Seperti diamanatkan dalam Peraturan Pemerintah No 5/2006 dalam kurun 2007-2010,
pemerintah menargetkan mengganti 1,48-miliar liter bensin dengan bioetanol lantaran kian
menipisnya cadangan minyak bumi. Persentase itu bakal meningkat menjadi 10% pada 2011-
2015, dan 15% pada 2016-2025. Pada kurun pertama 2007-2010 selama 3 tahun pemerintah
memerlukan rata-rata 30.833.000 liter bioetanol per bulan. Dari total kebutuhan itu cuma
137.000 liter bioetanol setiap bulan yang terpenuhi atau 0,4%. Itu berarti setiap bulan pemerintah
kekurangan pasokan 30.696.000 liter bioetanol untuk bahan bakar. Pangsa pasar yang sangat
besar belum terpenuhi lantaran saat ini baru PT Molindo Raya Industrial yang memasok
Pertamina. Dari produksi 150.000 liter, Molindo memasok 15.000 liter per hari. Molindo
menjual biopremium melalui Pertamina Rp5.000 per liter. Mungkinkah produsen skala rumahan
memasok Pertamina? Kepada wartawan /Trubus/ Imam Wiguna, Yuttie mengatakan, ‘Pertamina
menerima berapa pun pasokan bioetanol dari pihak swasta. Yang penting memenuhi syarat.’

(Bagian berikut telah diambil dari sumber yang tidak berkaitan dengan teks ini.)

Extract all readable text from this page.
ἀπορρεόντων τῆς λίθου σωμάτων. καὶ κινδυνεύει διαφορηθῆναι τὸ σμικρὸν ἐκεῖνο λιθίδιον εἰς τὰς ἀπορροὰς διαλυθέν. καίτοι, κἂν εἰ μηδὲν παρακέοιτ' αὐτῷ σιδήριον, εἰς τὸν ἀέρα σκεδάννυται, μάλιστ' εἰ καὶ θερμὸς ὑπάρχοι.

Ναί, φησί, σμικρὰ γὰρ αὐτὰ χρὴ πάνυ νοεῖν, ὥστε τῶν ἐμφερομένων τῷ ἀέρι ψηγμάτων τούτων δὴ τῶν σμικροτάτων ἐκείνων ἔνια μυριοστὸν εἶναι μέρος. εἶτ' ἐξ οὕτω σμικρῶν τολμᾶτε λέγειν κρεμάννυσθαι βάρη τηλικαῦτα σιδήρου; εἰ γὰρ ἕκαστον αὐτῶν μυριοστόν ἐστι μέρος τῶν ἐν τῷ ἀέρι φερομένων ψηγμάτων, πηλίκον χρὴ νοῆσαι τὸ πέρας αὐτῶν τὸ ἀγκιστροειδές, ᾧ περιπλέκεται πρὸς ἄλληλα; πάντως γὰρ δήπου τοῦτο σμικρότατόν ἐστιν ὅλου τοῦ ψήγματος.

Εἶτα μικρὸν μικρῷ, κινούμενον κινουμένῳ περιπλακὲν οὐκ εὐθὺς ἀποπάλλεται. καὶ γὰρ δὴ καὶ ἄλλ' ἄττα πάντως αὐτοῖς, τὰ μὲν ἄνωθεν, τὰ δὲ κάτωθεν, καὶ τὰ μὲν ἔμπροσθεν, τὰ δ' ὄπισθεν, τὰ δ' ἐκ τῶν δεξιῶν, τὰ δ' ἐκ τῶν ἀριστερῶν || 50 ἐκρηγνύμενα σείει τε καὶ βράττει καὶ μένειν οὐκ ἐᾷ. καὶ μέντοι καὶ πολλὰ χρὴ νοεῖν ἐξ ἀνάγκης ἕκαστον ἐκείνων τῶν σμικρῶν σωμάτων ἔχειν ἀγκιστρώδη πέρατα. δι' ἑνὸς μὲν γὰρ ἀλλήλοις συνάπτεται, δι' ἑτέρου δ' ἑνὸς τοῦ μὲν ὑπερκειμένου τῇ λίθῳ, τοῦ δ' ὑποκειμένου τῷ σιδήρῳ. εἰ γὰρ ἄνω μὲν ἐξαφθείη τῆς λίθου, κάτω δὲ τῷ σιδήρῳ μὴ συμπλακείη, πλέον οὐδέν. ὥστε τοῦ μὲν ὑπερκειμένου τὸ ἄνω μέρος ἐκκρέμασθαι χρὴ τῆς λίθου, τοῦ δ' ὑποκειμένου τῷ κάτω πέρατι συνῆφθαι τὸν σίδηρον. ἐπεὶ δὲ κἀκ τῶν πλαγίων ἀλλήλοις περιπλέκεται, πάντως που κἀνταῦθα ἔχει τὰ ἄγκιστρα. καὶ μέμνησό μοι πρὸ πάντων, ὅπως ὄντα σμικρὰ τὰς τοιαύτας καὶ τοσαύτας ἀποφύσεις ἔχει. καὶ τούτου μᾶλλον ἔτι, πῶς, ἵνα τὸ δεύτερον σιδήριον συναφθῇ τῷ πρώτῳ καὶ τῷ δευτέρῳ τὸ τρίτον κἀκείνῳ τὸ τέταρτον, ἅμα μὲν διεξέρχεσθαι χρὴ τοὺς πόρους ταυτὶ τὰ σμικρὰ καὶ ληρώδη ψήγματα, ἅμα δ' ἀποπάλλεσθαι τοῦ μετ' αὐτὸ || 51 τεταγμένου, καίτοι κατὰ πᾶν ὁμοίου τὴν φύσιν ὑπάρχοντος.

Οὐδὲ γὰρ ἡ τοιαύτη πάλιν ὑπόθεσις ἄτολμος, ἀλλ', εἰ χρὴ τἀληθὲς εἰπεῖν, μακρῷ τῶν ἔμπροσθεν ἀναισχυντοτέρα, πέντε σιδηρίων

Syarat yang dimaksud sang manajer adalah berkadar etanol minimal 99,5%. Rata-rata bioetanol
hasil sulingan produsen skala rumahan berkadar 90-95%. Agar syarat itu tercapai, produsen
dapat mencelupkan penyerap seperti batu gamping dan zeolit sehingga kadar etanol melonjak
signifikan (baca: /Bioetanol 99,5% Murnikan Saja dengan Gamping/ halaman 24-25). Selain itu,
pemasok harus mengantongi izin usaha niaga bahan bakar nabati dari Menteri Energi dan
Sumber Daya Mineral. Ketua Tim Nasional Bahan Bakar Nabati Ir Alhilal Hamdi berupaya agar
hubungan Pertamina-produsen skala kecil terjalin dengan mudah. ‘Kami akan memfasilitasi agar
tercipta mekanisme paling mudah bagi industri kecil yang memasok Pertamina tanpa perantara.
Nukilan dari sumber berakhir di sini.